Zipf's law: Modeling the distribution of terms

We also want to understand how terms are distributed across documents. This helps us to characterize the properties of the algorithms for compressing postings lists in Section 5.3 .

A commonly used model of the distribution of terms in a collection is Zipf's law . It states that, if $t_1$ is the most common term in the collection, $t_2$ is the next most common, and so on, then the collection frequency $\collf_i$ of the $i$th most common term is proportional to $1/i$:

$$\collf_i \propto \frac{1}{i}.$$ (3)

So if the most frequent term occurs $\collf_1$ times, then the second most frequent term has half as many occurrences, the third most frequent term a third as many occurrences, and so on.
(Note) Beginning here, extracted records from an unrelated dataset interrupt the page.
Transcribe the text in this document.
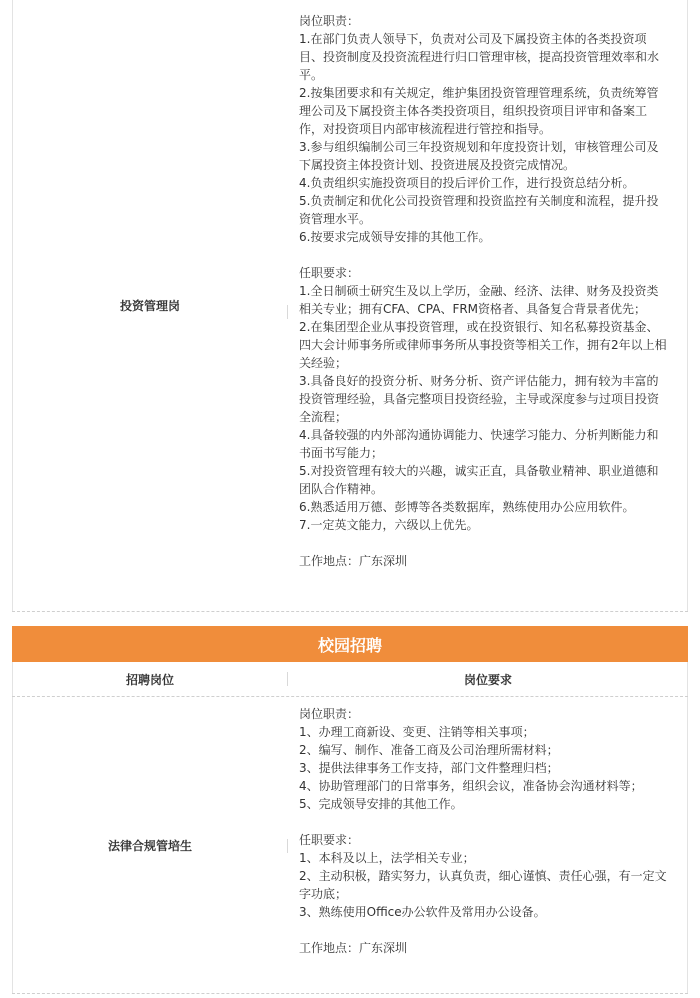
投资管理岗
岗位职责：
1.在部门负责人领导下，负责对公司及下属投资主体的各类投资项
目、投资制度及投资流程进行归口管理审核，提高投资管理效率和水
平。
2.按集团要求和有关规定，维护集团投资管理管理系统，负责统筹管
理公司及下属投资主体各类投资项目，组织投资项目评审和备案工
作，对投资项目内部审核流程进行管控和指导。
3.参与组织编制公司三年投资规划和年度投资计划，审核管理公司及
下属投资主体投资计划、投资进展及投资完成情况。
4.负责组织实施投资项目的投后评价工作，进行投资总结分析。
5.负责制定和优化公司投资管理和投资监控有关制度和流程，提升投
资管理水平。
6.按要求完成领导安排的其他工作。

任职要求：
1.全日制硕士研究生及以上学历，金融、经济、法律、财务及投资类
相关专业；拥有CFA、CPA、FRM资格者、具备复合背景者优先；
2.在集团型企业从事投资管理，或在投资银行、知名私募投资基金、
四大会计师事务所或律师事务所从事投资等相关工作，拥有2年以上相
关经验；
3.具备良好的投资分析、财务分析、资产评估能力，拥有较为丰富的
投资管理经验，具备完整项目投资经验，主导或深度参与过项目投资
全流程；
4.具备较强的内外部沟通协调能力、快速学习能力、分析判断能力和
书面书写能力；
5.对投资管理有较大的兴趣，诚实正直，具备敬业精神、职业道德和
团队合作精神。
6.熟悉适用万德、彭博等各类数据库，熟练使用办公应用软件。
7.一定英文能力，六级以上优先。

工作地点：广东深圳
校园招聘
招聘岗位	岗位要求
法律合规管培生
岗位职责：
1、办理工商新设、变更、注销等相关事项；
2、编写、制作、准备工商及公司治理所需材料；
3、提供法律事务工作支持，部门文件整理归档；
4、协助管理部门的日常事务，组织会议，准备协会沟通材料等；
5、完成领导安排的其他工作。

任职要求：
1、本科及以上，法学相关专业；
2、主动积极，踏实努力，认真负责，细心谨慎、责任心强，有一定文
字功底；
3、熟练使用Office办公软件及常用办公设备。

工作地点：广东深圳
The intuition is that frequency decreases very rapidly with rank. Equation 3 is one of the simplest ways of formalizing such a rapid decrease and it has been found to be a reasonably good model.

Equivalently, we can write Zipf's law as $\collf_i = c i^k$ or as $\log \collf_i = \log c + k \log i$ where $k=-1$ and $c$ is a constant to be defined in Section 5.3.2 . It is therefore a power law with exponent $k=-1$. See Chapter 19 , page 19.2.1 , for another power law, a law characterizing the distribution of links on web pages.
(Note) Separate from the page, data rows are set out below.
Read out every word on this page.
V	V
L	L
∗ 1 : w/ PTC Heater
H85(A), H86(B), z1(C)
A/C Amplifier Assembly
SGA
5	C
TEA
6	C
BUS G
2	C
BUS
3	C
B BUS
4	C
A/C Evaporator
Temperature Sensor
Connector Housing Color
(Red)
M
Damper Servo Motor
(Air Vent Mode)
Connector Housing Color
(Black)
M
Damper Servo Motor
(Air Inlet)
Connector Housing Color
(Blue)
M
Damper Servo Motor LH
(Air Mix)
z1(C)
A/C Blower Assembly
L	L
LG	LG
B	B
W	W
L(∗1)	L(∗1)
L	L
Zipf's law for Reuters-RCV1. Frequency is plotted as a function of frequency rank for the terms in the collection. The line is the distribution predicted by Zipf's law (weighted least-squares fit; intercept is 6.95).
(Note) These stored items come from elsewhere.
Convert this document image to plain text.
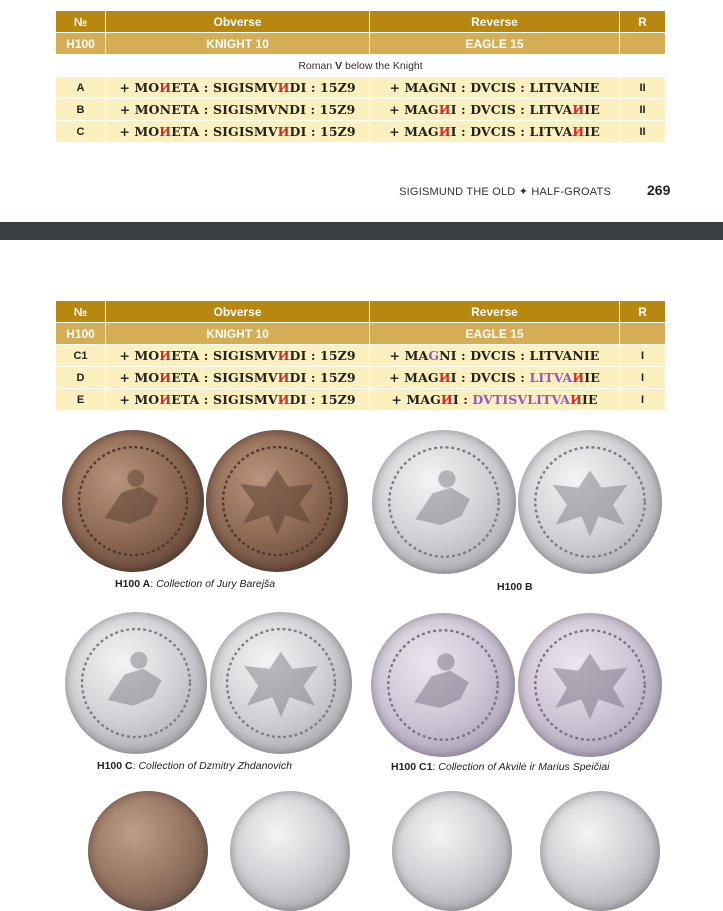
№	Obverse	Reverse	R
H100	KNIGHT 10	EAGLE 15	
Roman V below the Knight			
A	+ MOИETA : SIGISMVИDI : 15Z9	+ MAGNI : DVCIS : LITVANIE	II
B	+ MONETA : SIGISMVNDI : 15Z9	+ MAGИI : DVCIS : LITVAИIE	II
C	+ MOИETA : SIGISMVИDI : 15Z9	+ MAGИI : DVCIS : LITVAИIE	II
SIGISMUND THE OLD ✦ HALF-GROATS	269
№	Obverse	Reverse	R
H100	KNIGHT 10	EAGLE 15	
C1	+ MOИETA : SIGISMVИDI : 15Z9	+ MAGNI : DVCIS : LITVANIE	I
D	+ MOИETA : SIGISMVИDI : 15Z9	+ MAGИI : DVCIS : LITVAИIE	I
E	+ MOИETA : SIGISMVИDI : 15Z9	+ MAGИI : DVTISVLITVAИIE	I
H100 A: Collection of Jury Barejša	H100 B
H100 C: Collection of Dzmitry Zhdanovich	H100 C1: Collection of Akvilė ir Marius Speičiai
The log-log graph in Figure 5.2 plots the collection frequency of a term as a function of its rank for Reuters-RCV1. A line with slope -1, corresponding to the Zipf function $\log \collf_i = \log c -\log i$, is also shown. The fit of the data to the law is not particularly good, but good enough to serve as a model for term distributions in our calculations in Section 5.3 .

Exercises.

• Assuming one machine word per posting, what is the size of the uncompressed (nonpositional) index for different tokenizations based on Table 5.1 ? How do these numbers compare with Table 5.6 ?